Vertrauen ist gut – Kontrolle ist besser?
Die zunehmende Verschmelzung von Arbeit und Privatleben wird über die Aktivitäten in sozialen Netzwerken besonders deutlich. Unternehmen ist es möglich, innerhalb kürzester Zeit Internet-Profile von Mitarbeitern oder Bewerbern durchzustöbern. Rechtlich ist dies nicht unbedingt verboten – es ist daher Vorsicht bei der Selbstdarstellung im Internet geboten. Selbst ein vermeintlich harmloses Foto oder auch nur ein Gefällt-mir kann viel über Interessen und Charakter aussagen.
Aber auch während der Arbeit werden immer mehr digitale Spuren hinterlassen. Ganz abgesehen von der Arbeit am Computer oder der Kameraüberwachung an der Kasse, werden ganz unbewusst Daten aufgebaut. So setzen beispielsweise einige große Logistik-Unternehmen, aber auch so mancher Handwerksbetrieb auf die GPS-Ortung der Fahrzeuge. Der Chef weiß damit genauestens über den Standort, Fahr- und Standzeiten sowie über den Kraftstoffverbrauch Bescheid. Streitereien zwischen Chef und Mitarbeiter sind da vorprogrammiert.

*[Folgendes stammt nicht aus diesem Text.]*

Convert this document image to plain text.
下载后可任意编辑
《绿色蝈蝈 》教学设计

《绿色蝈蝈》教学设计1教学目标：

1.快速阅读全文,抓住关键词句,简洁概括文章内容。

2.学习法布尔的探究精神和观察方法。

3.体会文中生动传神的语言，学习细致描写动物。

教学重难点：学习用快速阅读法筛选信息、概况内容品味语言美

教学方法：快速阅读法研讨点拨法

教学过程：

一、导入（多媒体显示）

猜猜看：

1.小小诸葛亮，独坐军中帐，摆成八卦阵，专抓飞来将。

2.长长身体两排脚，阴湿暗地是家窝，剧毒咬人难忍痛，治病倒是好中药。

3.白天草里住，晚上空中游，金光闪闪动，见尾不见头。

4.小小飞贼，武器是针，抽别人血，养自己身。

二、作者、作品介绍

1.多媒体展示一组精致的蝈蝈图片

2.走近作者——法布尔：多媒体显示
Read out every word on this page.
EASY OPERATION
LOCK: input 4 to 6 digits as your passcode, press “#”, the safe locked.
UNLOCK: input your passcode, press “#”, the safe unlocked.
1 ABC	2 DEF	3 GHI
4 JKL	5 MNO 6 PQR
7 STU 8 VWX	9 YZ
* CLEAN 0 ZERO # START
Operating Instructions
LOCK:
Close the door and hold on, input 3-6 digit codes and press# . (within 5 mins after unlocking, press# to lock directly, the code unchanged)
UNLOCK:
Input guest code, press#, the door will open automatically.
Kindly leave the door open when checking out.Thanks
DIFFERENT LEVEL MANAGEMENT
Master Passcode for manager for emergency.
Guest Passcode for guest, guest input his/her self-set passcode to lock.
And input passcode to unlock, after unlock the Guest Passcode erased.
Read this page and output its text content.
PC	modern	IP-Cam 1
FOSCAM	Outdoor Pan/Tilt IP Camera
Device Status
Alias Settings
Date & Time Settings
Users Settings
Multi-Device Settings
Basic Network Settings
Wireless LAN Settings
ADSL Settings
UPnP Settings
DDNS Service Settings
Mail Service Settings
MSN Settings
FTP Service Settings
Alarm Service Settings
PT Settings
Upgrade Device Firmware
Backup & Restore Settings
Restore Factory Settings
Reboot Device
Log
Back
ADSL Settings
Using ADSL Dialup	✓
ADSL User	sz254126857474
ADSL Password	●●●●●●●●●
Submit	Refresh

Rechtlich gesehen kann eine solche GPS-Ortung durchaus gerechtfertigt sein. Kommt es aber nicht darauf an, an welchem Ort der Mitarbeit arbeitet, hat der Arbeitgeber grundsätzlich kein berechtigtes Interesse an der Aufzeichnung dieser Daten. Eine GPS-Überwachung kann aber gerechtfertigt sein, um die persönliche Sicherheit des Mitarbeiters zu gewährleisten. Hält sich der Mitarbeiter in einer gefährlichen Gegend auf oder ist er in einem riskanten Arbeitseinsatz, können Standort und Bewegungen rechtmäßig nachvollzogen werden. Zulässig ist die Ortung beispielsweise auch beim Flotten-Management im Außendienst, damit die Streckenplanung verbessert werden kann. Dazu muss die Ortung aber auch offen erfolgen. Der Mitarbeiter muss also Bescheid wissen, dass und was genau der Arbeitgeber aufzeichnet. Eine verdeckte Ortung wäre nur zulässig, wenn ein konkreter Verdacht besteht, dass der Mitarbeiter eine Straftat oder eine andere erhebliche Vertragsverletzung begangen hat.
Das Gesetz hilft kaum
Konkrete und eindeutige rechtliche Regelungen fehlen aber bislang. So existiert zwar ein Gesetzesvorhaben zum Arbeitnehmerdatenschutz. Es geht aber nicht so ganz voran bei dem Thema. Abhilfe schafft bisher hauptsächlich das Bundesdatenschutzgesetz – dies ist aber eher allgemein gehalten und schützt Arbeitnehmer nicht gerade umfassend. So sind schließlich diverse Sphären betroffen: von der Aufbewahrung der Bewerbungsunterlagen, über den privaten Umgang des betrieblichen WLANs oder der Diensthandys.
Trotz allem besteht bei Leistungs- und Verhaltenskontrollen im Unternehmen immer die Mitbestimmung des Betriebsrates. Wo es aber keine Betriebsräte gibt, greift auch dieser Schutzmechanismus nicht.